Neurofibromatosis type 1 (NF1) is a genetic disorder. Its clinical severity is extremely variable, even among members of the same family. The source of this clinical variation is unknown, and it may involve additional genetic changes or possibly environmental factors such as nutritional status. Very few studies have been conducted to determine the factors that influence tumor risk among NF1-affected individuals. Thus, prevention and treatment of cancers within NF1 are hindered by a lack of clear understanding of their causes. To achieve the long-term objective of reducing the burden of cancer for NF1 patients, it is first necessary to define causes and identify factors that modify risk in susceptible populations.

Evidence from observational studies suggests that prenatal vitamin supplementation during pregnancy may be protective for several childhood cancers. However, an increasing number of studies have shown that folic acid, a major component of prenatal vitamins, may in fact increase offspring tumor risk in certain genetically susceptible populations. The primary objectives of this project are to (1) establish whether maternal dietary folic acid level during the peri-gestational period (in and around pregnancy) can influence the rate and severity of NF1-related tumor development in offspring in a highly controlled experimental setting using a transgenic mouse model and (2) demonstrate feasibility of clinic-based recruitment of NF1 patients and their families for a comprehensive epidemiologic study of environmental and nutritional factors that modify risk of NF1-related tumors, with the long-term goal of conducting a large National Institutes of Health-funded epidemiologic study of NF1.

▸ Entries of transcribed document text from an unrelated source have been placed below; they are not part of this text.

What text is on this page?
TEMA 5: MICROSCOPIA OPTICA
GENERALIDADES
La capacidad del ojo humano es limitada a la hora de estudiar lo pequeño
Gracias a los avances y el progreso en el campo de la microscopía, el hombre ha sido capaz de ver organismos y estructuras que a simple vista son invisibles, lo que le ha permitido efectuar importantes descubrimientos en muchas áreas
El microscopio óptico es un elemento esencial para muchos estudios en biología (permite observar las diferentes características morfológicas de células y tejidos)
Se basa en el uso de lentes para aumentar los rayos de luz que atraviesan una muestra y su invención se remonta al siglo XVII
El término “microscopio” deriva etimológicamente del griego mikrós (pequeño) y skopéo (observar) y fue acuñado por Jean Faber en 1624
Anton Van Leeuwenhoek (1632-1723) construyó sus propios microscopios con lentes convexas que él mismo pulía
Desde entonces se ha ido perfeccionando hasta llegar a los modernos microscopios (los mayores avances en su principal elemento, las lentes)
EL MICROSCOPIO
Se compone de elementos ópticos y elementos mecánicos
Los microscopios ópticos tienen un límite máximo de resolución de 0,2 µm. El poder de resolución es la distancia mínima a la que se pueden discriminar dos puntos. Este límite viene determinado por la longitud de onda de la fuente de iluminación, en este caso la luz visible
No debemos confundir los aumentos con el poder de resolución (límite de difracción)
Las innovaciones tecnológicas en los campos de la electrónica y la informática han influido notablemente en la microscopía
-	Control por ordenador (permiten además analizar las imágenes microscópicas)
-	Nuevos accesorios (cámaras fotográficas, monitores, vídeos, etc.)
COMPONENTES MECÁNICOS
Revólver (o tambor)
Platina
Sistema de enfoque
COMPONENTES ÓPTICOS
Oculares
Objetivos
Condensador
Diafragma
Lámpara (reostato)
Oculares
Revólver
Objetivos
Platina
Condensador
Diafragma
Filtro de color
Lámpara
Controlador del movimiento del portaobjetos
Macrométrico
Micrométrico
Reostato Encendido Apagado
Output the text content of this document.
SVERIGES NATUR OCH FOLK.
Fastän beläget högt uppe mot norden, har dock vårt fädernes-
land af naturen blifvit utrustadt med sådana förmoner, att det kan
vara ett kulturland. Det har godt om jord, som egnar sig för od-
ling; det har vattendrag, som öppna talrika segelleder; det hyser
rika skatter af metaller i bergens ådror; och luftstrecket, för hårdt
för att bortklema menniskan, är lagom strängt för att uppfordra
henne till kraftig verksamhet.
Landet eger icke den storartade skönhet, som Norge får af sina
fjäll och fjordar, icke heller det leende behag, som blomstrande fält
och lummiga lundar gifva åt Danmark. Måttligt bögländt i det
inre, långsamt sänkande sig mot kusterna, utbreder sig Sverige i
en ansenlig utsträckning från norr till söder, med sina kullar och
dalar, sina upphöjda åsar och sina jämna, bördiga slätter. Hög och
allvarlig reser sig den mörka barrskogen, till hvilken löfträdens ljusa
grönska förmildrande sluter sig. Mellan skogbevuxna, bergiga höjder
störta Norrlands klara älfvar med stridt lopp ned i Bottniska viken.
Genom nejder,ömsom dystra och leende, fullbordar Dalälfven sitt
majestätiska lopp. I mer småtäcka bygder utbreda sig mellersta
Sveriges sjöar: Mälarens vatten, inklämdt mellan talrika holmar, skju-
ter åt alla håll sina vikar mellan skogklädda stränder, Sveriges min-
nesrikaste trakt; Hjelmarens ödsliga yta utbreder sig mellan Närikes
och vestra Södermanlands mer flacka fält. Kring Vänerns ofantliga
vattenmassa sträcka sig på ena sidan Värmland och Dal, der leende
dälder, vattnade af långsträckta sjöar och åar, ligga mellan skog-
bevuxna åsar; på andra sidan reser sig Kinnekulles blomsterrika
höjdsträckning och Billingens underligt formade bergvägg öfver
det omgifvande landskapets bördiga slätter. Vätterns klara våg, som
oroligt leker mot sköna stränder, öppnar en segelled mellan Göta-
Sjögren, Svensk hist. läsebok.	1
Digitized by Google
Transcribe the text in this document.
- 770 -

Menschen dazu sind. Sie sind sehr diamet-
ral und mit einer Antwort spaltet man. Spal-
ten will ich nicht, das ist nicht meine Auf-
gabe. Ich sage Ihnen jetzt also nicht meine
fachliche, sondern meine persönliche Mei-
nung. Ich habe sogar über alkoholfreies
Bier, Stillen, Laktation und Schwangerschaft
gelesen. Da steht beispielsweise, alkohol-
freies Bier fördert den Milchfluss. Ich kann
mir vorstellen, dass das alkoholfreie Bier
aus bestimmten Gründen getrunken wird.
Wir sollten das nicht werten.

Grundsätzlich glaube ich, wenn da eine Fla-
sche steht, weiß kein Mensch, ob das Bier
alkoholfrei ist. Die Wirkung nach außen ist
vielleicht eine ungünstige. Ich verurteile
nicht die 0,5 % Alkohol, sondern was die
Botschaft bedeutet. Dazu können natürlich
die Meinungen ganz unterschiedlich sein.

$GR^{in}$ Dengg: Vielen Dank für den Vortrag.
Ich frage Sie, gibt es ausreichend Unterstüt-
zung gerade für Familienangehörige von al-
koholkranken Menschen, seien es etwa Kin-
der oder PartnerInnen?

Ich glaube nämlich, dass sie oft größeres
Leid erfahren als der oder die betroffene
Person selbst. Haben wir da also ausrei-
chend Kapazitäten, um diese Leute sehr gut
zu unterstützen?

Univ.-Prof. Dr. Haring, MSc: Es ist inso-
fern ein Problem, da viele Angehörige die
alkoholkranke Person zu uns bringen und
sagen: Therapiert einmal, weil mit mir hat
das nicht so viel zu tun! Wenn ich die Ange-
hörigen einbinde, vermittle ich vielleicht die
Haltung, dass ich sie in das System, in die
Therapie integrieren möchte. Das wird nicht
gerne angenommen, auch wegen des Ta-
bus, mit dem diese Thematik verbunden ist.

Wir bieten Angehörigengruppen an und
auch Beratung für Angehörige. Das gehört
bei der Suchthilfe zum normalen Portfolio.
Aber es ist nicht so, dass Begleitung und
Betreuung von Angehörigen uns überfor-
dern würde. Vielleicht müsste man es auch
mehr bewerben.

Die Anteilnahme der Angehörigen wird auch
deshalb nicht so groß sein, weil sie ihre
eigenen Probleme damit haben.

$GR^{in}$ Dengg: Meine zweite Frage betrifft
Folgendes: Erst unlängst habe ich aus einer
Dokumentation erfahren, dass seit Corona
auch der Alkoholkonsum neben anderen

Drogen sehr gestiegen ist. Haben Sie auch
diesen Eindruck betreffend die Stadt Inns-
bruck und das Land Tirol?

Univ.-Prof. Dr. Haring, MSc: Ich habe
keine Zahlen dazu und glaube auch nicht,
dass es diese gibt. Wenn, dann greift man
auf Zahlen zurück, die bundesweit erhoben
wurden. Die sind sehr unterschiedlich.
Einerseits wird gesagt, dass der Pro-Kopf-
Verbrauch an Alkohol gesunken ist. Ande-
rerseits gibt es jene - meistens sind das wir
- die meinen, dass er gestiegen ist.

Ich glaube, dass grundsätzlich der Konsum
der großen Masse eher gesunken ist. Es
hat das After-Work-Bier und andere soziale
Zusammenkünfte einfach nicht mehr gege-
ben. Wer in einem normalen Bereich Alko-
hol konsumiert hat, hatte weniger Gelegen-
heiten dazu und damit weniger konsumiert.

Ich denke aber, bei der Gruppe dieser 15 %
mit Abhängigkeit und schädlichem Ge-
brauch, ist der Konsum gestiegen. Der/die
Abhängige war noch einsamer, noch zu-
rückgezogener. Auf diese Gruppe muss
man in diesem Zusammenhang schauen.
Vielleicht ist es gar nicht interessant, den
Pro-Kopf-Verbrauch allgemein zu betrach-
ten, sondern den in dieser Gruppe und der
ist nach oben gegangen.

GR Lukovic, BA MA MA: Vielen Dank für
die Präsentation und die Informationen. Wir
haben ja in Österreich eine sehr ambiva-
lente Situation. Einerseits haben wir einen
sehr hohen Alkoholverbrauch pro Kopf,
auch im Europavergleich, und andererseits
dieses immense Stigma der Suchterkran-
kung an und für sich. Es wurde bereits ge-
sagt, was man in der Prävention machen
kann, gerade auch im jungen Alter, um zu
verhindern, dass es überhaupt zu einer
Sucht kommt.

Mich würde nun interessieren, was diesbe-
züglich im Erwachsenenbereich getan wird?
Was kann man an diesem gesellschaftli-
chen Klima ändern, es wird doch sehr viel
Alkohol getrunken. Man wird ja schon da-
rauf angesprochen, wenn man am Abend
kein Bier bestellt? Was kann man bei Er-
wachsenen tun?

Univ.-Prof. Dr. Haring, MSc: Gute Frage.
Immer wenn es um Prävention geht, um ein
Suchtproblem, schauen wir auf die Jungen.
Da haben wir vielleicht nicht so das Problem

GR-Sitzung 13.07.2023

Our rationale is that if folic acid can modulate tumor incidence, the mechanism can then be determined, which will ultimately enhance understanding of how pediatric NF1 tumors develop from the earliest stages as a result of maternal nutrient levels and other environmental exposures. The significance of the proposed research is that it will help bridge a gap in knowledge from human studies by determining in a controlled experimental setting whether maternal dietary folic acid level can affect the rate and severity of NF1-related tumors in a well-characterized transgenic mouse model. In addition, very little epidemiologic data exists on the factors that might modify risk of NF1-related tumors. We propose to conduct pilot recruitment of NF1 families to establish the foundation for a large, comprehensive epidemiologic study of NF1.

If our hypotheses regarding the role of folic acid in NF1 tumor risk are correct, the next steps will be to (1) clarify the molecular mechanisms driving the association between folic acid and NF1 tumor development and (2) identify the time period during peri-gestation (i.e., conception, during pregnancy, post-natal) when folic acid is most important in driving carcinogenesis. The overall impact of these results will be an increased understanding of the role of peri-gestational folic acid intake in NF1-related tumor risk. Positive results would also provide insight into potential mechanisms driving the extreme variability in disease severity observed within families. It is estimated that there are over 105,000 people with NF1 in the United States. Knowledge about the potential risks of folic acid in the presence of genetic susceptibility and novel treatment options that could mitigate the severity of clinical course and comorbidities would have a substantial impact on the lives of patients. Furthermore, it could potentially lead to clinical trials within the next 10 years that could modify folate availability during critical time periods.

The proposed research is an important first step in gaining a basic understanding of whether maternal exposures during pregnancy play a role in the subsequent development of childhood cancer. This work is highly relevant to the public health of individuals affected with NF1. If the factors that cause malignancy can be defined, biological mechanisms can then be determined and targeted clinical strategies can be implemented to reduce the overall burden of malignancy in affected children.